Bugün Ankara'ya göç eden bahtsız iş kadınlarımızdan Filiz Pasin ile gazeteci arkadaşımız Ela Karasu gitmemiş ve bana haber vermemiş olsaydılar, bugün Erzurum'da böyle bir cennetten köşe olduğundan benim bile haberim olmayacaktı..
Bahsettiğim yer Erzurum'a tam tanına 100 kilometre uzaklıkta bulunan Uzundere ilçesi yakınlarındaki yarım ada! Buraya yöre halkı 'Liman Cafe'de diyor! Öyle piknik, miknik işlerinden anlamam! Ama yarım adayı andıran ve Tortum gölünün bir kolunu bünyesinde barındıran bu yer, benim Erzurum'da 'en favori' piknik alanım oldu! İlk fırsatta çoluk,çocuk gideceğim yer olan burası, henüz bakir! Tam da Hürriyet'ten Mehmet Yaşin'in eline, yüreğine layık bir cennetten köşe! İnanılmaz bir ambiansa sahip olan bu yarımadada şimdilerde nasibi olanlar piknik yapabiliyor!

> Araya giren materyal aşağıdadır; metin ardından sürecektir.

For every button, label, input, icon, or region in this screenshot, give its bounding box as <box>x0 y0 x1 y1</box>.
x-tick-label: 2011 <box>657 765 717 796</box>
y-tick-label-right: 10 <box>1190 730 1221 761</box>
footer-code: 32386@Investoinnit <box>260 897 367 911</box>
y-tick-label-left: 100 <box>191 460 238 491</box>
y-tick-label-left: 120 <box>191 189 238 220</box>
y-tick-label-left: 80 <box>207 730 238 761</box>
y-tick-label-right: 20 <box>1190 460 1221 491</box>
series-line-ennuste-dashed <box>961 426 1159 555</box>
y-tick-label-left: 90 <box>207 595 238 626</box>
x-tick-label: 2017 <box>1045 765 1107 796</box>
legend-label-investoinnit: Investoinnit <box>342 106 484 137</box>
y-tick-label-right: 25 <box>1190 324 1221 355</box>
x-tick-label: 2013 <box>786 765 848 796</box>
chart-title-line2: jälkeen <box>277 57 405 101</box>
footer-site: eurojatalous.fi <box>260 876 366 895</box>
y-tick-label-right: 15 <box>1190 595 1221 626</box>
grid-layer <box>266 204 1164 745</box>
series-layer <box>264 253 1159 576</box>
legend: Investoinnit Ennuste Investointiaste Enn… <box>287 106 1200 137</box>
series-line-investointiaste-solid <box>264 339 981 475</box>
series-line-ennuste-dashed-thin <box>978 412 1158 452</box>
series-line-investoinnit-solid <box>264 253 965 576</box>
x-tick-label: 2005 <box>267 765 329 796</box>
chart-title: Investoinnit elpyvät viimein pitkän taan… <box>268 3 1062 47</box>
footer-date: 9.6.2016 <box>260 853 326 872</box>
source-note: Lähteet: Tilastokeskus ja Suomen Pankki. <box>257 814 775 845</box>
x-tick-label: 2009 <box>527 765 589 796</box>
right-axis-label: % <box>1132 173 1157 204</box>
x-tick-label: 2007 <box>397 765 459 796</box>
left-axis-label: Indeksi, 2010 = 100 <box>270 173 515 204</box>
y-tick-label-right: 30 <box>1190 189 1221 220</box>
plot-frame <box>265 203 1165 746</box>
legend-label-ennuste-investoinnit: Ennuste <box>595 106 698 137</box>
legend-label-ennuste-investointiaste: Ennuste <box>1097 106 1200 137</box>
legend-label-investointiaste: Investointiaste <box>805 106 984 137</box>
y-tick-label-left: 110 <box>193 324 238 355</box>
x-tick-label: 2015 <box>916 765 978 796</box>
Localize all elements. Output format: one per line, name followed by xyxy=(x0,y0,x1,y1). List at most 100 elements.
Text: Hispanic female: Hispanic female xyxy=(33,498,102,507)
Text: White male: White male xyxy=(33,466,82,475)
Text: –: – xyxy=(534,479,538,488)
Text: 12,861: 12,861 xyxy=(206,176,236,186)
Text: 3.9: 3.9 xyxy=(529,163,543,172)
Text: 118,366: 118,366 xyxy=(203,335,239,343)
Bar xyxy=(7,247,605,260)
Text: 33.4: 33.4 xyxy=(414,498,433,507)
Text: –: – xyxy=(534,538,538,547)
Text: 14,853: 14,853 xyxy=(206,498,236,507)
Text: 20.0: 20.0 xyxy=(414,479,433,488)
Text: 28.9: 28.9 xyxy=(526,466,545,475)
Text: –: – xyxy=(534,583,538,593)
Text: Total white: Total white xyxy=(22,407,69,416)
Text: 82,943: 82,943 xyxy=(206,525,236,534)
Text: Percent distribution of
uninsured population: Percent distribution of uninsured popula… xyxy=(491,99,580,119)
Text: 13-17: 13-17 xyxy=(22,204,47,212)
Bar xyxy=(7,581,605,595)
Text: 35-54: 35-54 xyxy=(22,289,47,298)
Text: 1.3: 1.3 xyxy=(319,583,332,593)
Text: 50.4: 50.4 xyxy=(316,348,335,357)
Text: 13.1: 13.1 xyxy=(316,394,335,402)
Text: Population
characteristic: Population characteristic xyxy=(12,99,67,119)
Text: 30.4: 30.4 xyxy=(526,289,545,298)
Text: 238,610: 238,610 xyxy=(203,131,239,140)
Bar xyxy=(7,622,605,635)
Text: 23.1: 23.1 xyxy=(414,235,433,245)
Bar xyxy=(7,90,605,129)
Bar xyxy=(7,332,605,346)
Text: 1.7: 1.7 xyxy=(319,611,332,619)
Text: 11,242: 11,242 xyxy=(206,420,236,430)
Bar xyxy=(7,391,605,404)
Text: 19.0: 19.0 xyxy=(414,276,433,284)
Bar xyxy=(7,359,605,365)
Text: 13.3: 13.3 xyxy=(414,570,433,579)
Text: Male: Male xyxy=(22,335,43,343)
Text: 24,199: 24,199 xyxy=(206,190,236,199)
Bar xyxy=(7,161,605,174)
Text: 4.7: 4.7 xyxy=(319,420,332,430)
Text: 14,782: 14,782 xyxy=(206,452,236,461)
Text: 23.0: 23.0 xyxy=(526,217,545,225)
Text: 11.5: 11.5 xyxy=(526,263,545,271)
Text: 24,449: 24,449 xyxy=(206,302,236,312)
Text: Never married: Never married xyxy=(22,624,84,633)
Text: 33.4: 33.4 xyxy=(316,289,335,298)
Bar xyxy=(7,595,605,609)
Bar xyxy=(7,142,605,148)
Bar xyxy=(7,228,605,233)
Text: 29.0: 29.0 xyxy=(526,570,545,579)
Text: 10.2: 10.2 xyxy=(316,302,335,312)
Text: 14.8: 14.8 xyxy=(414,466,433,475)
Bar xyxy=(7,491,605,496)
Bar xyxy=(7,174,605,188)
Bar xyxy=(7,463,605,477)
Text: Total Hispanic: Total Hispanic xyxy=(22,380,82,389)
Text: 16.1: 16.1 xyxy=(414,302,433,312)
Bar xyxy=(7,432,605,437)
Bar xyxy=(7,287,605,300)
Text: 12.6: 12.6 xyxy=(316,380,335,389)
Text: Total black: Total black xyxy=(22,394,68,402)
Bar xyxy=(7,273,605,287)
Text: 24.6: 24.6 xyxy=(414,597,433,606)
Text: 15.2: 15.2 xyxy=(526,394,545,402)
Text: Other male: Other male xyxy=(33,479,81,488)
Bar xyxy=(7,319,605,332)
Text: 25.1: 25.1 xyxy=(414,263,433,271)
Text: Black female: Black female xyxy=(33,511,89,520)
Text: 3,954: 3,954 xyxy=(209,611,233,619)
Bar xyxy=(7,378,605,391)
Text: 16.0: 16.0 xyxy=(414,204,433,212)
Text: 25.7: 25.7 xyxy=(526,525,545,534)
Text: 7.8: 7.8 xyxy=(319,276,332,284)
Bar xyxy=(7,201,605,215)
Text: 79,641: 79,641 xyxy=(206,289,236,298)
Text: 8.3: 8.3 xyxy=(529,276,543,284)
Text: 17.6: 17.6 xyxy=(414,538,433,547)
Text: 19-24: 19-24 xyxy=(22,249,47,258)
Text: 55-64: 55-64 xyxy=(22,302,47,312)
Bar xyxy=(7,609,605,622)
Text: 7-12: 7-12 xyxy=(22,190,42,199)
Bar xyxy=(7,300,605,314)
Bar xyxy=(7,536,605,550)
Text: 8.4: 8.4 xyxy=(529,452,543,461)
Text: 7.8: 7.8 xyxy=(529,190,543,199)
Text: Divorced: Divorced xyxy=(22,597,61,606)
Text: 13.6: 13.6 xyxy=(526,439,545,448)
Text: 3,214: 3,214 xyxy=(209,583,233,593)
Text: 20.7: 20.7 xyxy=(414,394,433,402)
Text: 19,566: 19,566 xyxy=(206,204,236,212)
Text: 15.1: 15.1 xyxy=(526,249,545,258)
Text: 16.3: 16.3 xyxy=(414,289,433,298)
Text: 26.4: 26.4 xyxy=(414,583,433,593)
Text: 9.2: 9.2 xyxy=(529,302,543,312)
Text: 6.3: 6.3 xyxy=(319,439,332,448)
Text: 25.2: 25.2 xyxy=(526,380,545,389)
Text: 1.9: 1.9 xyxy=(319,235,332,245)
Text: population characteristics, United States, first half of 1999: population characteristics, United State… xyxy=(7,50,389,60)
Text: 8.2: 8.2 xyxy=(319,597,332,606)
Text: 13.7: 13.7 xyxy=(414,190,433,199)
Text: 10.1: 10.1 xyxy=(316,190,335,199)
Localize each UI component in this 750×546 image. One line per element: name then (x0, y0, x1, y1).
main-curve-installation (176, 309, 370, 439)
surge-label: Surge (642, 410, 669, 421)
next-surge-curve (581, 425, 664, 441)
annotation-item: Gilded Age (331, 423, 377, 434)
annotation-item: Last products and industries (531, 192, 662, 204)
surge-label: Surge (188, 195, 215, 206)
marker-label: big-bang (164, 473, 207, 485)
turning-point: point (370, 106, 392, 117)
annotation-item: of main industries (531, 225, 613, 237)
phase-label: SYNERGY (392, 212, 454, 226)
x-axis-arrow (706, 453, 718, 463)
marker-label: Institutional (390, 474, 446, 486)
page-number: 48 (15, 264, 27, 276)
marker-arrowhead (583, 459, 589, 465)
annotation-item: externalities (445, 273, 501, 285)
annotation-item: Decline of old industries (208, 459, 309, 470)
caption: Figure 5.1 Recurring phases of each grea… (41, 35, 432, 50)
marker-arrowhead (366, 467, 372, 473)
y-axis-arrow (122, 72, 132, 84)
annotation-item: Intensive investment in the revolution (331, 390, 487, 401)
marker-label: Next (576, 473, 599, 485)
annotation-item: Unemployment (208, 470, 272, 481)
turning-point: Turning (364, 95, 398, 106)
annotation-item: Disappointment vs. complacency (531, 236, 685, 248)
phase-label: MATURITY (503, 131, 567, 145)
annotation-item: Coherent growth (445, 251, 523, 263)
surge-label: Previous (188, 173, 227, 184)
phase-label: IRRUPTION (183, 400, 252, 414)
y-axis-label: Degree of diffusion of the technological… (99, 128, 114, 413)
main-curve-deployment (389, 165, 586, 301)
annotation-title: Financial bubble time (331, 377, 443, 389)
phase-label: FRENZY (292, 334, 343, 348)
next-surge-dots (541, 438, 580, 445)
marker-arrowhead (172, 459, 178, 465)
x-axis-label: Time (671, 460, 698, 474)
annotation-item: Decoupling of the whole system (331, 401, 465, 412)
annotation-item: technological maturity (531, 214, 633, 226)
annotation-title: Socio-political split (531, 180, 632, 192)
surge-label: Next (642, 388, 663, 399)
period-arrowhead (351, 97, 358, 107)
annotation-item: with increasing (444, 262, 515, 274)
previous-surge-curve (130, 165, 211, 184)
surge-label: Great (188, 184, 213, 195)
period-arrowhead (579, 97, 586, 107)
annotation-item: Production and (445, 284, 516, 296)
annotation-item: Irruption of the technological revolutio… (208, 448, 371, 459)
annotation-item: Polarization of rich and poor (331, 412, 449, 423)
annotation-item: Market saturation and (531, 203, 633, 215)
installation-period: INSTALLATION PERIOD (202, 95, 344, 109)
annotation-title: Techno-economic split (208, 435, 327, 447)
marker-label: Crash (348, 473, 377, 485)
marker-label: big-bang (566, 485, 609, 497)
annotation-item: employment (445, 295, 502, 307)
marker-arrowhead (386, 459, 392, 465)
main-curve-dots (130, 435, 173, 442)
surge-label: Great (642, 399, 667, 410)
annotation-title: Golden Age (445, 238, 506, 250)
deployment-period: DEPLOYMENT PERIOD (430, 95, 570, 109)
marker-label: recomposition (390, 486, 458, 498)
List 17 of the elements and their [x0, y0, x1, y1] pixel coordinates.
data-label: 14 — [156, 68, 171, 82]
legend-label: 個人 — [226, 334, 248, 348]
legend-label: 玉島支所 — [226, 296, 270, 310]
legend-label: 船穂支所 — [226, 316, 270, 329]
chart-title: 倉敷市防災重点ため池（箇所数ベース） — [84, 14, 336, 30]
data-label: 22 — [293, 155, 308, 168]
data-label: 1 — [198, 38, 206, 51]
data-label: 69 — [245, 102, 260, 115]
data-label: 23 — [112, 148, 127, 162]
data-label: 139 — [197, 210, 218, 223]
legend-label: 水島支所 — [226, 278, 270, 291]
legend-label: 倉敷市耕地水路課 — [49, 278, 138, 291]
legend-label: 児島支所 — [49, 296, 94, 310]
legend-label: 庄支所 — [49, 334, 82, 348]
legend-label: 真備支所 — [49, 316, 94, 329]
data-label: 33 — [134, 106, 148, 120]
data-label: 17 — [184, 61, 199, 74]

Ben ve Hayati Bilge de işte nasibi olanlardanız.. Amatör bir ruhla işletmecilik yapan Osman'a ben şimdiden yarının büyük işadamı gözü ile bakmaya başladım bile. Bugün bize hizmet eden ve etrafımızda 'fır' dönen Osman'dan çok değil, bir iki yıl sonra randevu koparmanın güç olduğuna da inanıyorum! Bir defa gelenlere deniz kenarında piknik yapıyor izlenimini veren bu yarımadada, en güzeli de kayık sefaları.. Kayıkla kayarken ve o eşsiz tabii güzelliği gölün içerisinde doyasıya seyrederken, bambaşka bir dünyada yaşıyormuş hissine kapılıyorsun! Alabalık bu kadar mı lezzetli olur? Her yemekte önünüze gelen o salatalık bu kadar mı bir anlam kazanır? Burasının yeşili de bir başka güzel bir başka kokuyor! Yok, yok.. Kelimeler kifayetsiz kalıyor burayı anlatmak için..
Erzurum'un bunaltıcı hafta içlerinden bıkıp kendini hafta sonlarına atanlar! Piknik sezonunu açanlar. Şöyle çoluk, çocuk güzel bir gün geçirelim diyenler.. Benden söylemesi. Yarımadayı bir görün, başka bir yerde piknik yapma hevesinde olmayacaksınız! O kadar iddialiyım yani!